The act itself I cannot remember, not clearly, for the pieces have broken and fitted themselves together again like tumbling shards of kaleidoscope glass. I remember the feel of his back, the long silken muscles sleek beneath my fingers. I remember the little cries and the sweetly whispered words, those that urged and those that begged, and above it all, the astonishing duality of the act itself. The physical was so much more primitive than I had expected, and yet the emotions were exalted. I had expected release and relief and pleasure, but not tenderness. I had not expected to care for him.
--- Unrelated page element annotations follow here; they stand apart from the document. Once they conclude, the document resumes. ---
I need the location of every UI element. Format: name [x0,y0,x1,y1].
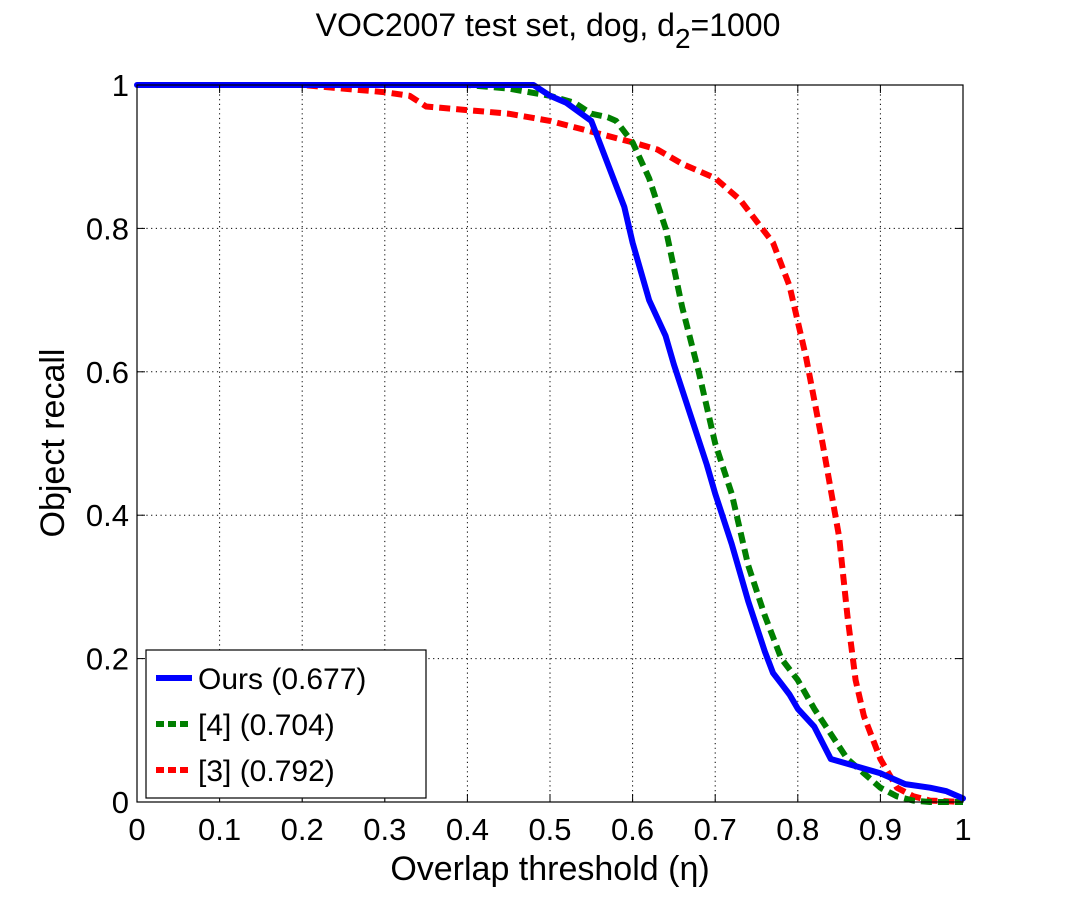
chart-title-suffix: =1000 [691,7,781,43]
chart-title: VOC2007 test set, dog, d2=1000 [316,7,781,54]
legend-box [145,649,427,799]
x-tick-label: 0.3 [363,812,406,847]
y-tick-label: 0.2 [86,642,129,677]
legend: Ours (0.677) [4] (0.704) [3] (0.792) [145,649,427,799]
y-tick-label: 0.8 [86,211,129,246]
y-tick-label: 1 [112,68,129,103]
y-tick-labels: 0 0.2 0.4 0.6 0.8 1 [86,68,129,820]
series-line-2 [137,82,964,805]
x-tick-label: 0.9 [859,812,902,847]
legend-label-1: [4] (0.704) [198,709,335,742]
y-tick-label: 0.6 [86,355,129,390]
series-line-0 [134,82,966,802]
x-tick-label: 0.4 [446,812,489,847]
chart-title-main: VOC2007 test set, dog, d [316,7,675,43]
series-lines [134,82,966,805]
x-tick-label: 0.1 [198,812,241,847]
x-tick-labels: 0 0.1 0.2 0.3 0.4 0.5 0.6 0.7 0.8 0.9 1 [128,812,971,847]
x-tick-label: 0 [128,812,145,847]
chart-title-subscript: 2 [675,23,691,54]
x-tick-label: 0.7 [694,812,737,847]
x-tick-label: 0.5 [528,812,571,847]
x-tick-label: 0.6 [611,812,654,847]
x-axis-label: Overlap threshold (η) [390,850,709,888]
y-tick-label: 0 [112,785,129,820]
legend-entries: Ours (0.677) [4] (0.704) [3] (0.792) [156,663,366,788]
x-tick-label: 0.2 [281,812,324,847]
y-axis-label: Object recall [34,349,72,538]
x-tick-label: 1 [954,812,971,847]
x-tick-label: 0.8 [776,812,819,847]
legend-label-0: Ours (0.677) [198,663,366,696]
legend-label-2: [3] (0.792) [198,755,335,788]
y-tick-label: 0.4 [86,498,129,533]
series-line-1 [137,82,963,805]
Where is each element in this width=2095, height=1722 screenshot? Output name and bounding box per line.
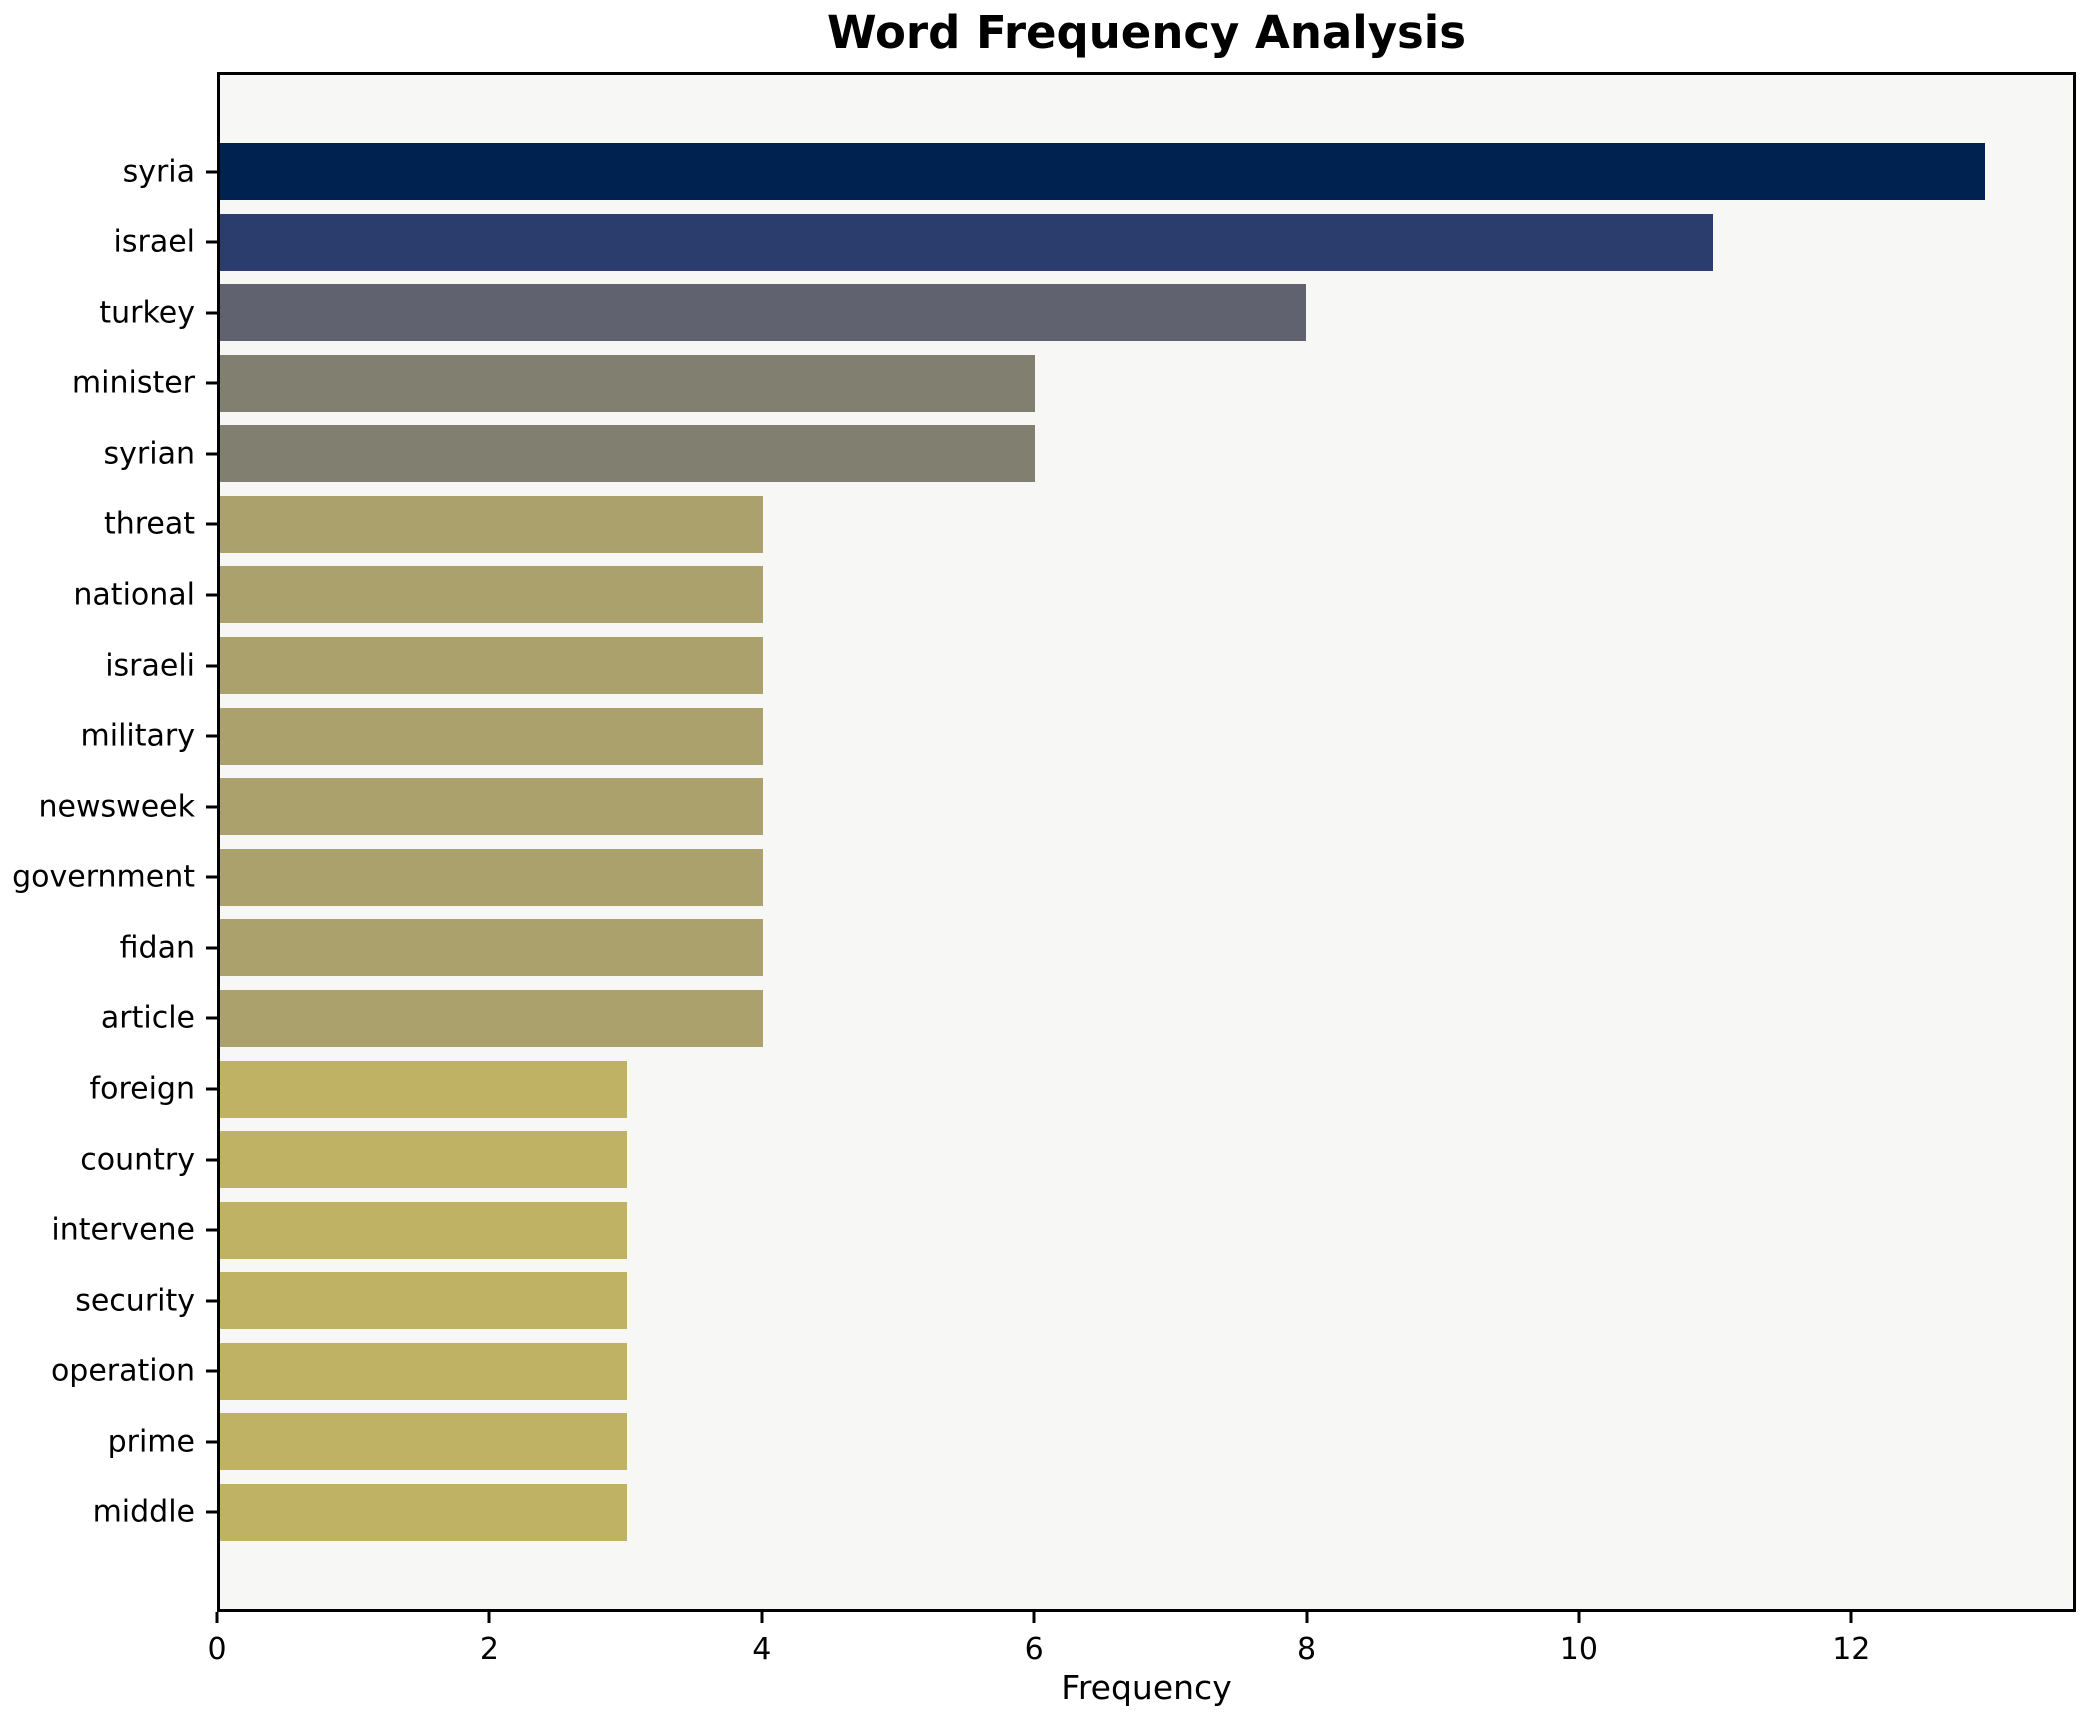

And when it was over and his head rested upon my breast came the rush of sweetness. I knotted my fingers in his hair, thinking of Samson, and how a man is never so vulnerable as when he sleeps in a woman’s arms. And I kissed him then, as I had not kissed him before. I had always waited for him to press his lips to mine, but as he drowsed, sated and entwined, I put my lips to his brow, as if to mark him for my own.
After a little while, he roused and stretched and poured out brandy for us both. “A restorative,” he said, with only a trace of mischief.
I had wrapped myself in the length of dress fabric, preserving the vestiges of my modesty.
“You oughtn’t cover yourself,” he told me. “It is a crime against nature.” He tugged at the cloth and I pushed his hand away.
“Stop,” I said, but the word carried no force.